Reclusive Dutch producer impresses...
'Imaginary Lines'

Fatima Yamaha has always had this album in his locker. From a pretty dormant back catalogue reawakened by 'What's a Girl to Do' catching a second wind this year, the Dutchman's lot is quite the synth mixture of aggressive and regressive New Romanticism, Chromeo's knowledge of tongue in cheek funk that's shamelessly good for a groove, a modern bright young thing with a conversely pasty outlook, and fixing Rockwell's surveillance camera to his synth bank.

Without over complication or spreading himself too thinly, Yamaha mix-and-matches the brightly tipped with the need to reach for the light switch/blacklight. 'Love Invaders', canny enough to edge into pastiche status through its accompanying, made-for-Halloween-shower scene falsetto, and the excellently ambiguous stalking of 'Citizens' featuring Sofie Winterson, are the stand out electro-R&B returns for all seasons.
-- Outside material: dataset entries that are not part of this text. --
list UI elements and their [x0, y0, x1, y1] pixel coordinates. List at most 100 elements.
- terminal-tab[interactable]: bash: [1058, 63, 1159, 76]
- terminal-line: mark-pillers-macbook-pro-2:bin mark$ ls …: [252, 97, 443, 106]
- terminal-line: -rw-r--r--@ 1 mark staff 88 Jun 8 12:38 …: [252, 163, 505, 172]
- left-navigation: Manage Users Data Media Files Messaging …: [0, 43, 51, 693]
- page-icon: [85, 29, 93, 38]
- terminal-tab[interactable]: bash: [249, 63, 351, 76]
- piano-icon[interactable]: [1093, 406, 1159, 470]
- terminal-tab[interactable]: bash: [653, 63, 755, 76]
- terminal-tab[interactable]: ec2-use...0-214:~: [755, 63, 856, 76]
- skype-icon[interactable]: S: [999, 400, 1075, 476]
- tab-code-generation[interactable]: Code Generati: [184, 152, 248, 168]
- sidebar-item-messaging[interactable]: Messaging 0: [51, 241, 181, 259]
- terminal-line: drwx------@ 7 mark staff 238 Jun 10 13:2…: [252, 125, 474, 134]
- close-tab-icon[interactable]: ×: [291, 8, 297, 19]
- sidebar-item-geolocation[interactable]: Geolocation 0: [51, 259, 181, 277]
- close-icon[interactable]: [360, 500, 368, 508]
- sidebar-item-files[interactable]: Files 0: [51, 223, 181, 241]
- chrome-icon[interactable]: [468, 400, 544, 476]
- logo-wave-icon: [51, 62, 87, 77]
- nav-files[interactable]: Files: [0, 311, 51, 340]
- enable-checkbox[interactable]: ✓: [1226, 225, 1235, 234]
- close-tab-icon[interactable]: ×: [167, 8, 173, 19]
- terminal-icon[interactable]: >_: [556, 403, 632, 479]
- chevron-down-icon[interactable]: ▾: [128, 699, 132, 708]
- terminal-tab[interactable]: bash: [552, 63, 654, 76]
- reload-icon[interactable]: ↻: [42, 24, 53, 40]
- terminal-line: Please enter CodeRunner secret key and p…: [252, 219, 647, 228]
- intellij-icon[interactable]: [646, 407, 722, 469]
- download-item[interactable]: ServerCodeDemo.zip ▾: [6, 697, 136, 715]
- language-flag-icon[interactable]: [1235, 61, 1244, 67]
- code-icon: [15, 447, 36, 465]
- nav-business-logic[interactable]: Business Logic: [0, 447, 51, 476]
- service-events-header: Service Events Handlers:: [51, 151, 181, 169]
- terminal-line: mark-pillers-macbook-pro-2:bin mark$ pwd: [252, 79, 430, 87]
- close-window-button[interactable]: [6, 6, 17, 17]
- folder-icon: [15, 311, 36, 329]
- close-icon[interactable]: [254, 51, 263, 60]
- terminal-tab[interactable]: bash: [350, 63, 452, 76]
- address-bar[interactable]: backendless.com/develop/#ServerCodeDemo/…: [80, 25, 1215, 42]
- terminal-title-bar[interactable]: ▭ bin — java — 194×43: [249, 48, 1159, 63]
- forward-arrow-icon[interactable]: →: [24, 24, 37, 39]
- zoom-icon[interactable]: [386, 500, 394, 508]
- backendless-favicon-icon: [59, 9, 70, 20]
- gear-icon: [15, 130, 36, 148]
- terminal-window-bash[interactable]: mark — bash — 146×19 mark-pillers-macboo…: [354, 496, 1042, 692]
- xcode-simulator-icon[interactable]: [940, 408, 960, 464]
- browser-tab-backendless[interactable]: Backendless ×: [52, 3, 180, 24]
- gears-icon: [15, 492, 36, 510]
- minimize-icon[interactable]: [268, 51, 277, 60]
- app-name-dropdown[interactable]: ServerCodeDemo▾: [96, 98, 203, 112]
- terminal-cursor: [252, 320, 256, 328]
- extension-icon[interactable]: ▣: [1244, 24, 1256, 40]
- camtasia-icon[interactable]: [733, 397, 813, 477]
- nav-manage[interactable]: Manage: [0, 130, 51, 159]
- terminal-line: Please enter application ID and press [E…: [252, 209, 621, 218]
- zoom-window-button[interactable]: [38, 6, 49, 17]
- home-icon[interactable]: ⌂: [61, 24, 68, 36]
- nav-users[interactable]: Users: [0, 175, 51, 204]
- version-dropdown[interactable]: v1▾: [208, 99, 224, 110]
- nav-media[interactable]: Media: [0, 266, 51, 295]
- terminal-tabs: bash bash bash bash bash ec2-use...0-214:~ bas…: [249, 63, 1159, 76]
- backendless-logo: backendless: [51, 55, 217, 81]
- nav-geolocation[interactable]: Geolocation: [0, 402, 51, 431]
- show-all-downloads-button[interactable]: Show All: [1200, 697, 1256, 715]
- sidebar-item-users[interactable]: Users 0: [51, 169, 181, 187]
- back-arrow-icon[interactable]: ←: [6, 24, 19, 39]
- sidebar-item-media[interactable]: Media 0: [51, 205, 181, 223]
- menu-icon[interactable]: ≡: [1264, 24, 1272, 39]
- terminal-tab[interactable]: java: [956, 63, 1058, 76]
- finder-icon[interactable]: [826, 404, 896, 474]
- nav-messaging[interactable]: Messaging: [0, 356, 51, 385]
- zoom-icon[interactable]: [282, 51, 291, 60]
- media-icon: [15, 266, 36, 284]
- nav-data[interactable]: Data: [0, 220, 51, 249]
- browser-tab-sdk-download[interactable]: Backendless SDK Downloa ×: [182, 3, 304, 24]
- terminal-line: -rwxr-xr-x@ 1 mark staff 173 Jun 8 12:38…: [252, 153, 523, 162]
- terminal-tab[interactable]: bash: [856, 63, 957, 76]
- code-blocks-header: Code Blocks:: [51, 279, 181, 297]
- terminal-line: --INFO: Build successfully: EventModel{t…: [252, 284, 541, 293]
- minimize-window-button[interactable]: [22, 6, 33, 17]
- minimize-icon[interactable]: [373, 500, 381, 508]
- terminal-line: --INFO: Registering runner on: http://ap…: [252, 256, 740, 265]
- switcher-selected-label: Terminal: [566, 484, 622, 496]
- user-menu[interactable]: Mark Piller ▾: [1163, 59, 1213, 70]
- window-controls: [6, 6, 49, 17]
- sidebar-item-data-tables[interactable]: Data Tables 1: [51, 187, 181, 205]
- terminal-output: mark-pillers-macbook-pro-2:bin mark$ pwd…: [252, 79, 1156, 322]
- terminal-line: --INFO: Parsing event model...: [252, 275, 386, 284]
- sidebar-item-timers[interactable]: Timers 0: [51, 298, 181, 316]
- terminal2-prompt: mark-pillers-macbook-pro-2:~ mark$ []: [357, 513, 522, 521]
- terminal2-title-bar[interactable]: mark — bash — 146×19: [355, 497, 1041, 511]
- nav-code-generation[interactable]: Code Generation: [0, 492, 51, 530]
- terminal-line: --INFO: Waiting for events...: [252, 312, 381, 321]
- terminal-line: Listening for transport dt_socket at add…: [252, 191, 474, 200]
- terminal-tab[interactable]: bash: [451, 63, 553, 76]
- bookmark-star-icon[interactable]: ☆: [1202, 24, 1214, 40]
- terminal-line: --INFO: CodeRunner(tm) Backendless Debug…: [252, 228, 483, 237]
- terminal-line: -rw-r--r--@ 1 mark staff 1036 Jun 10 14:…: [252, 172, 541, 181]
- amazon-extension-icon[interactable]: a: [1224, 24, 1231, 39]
Where 'Only of the Universe' is understated enough to reach out to the charts, all Sunday morning easiness and polygon butterflies, 'Night Crossing' finds itself in an industrial No Man's Land, showing that the synth work is not all shtick.

Sometimes Yamaha is just satisfied with weaving, layered dancefloor tenancy, and there's the feeling that despite the constant changes in outlook, he makes a point of getting the most from a small pool of presets and plug-ins, rather than trapping himself in a crucible of keyboards. 'Migratory Floozy' and the title track are big haired 80s clinches where the figure in your nightmares becomes real: go-slows allowing emotional seepage – pretty much genuine, despite the synthetic front – that keep up with upfront maximalism.

The album's cohesion is just about there for something that's only ten tracks and 45 minutes long, and you'll walk away sold on the idea of Yamaha's mystery - i.e. - yes, it could all just be a dream.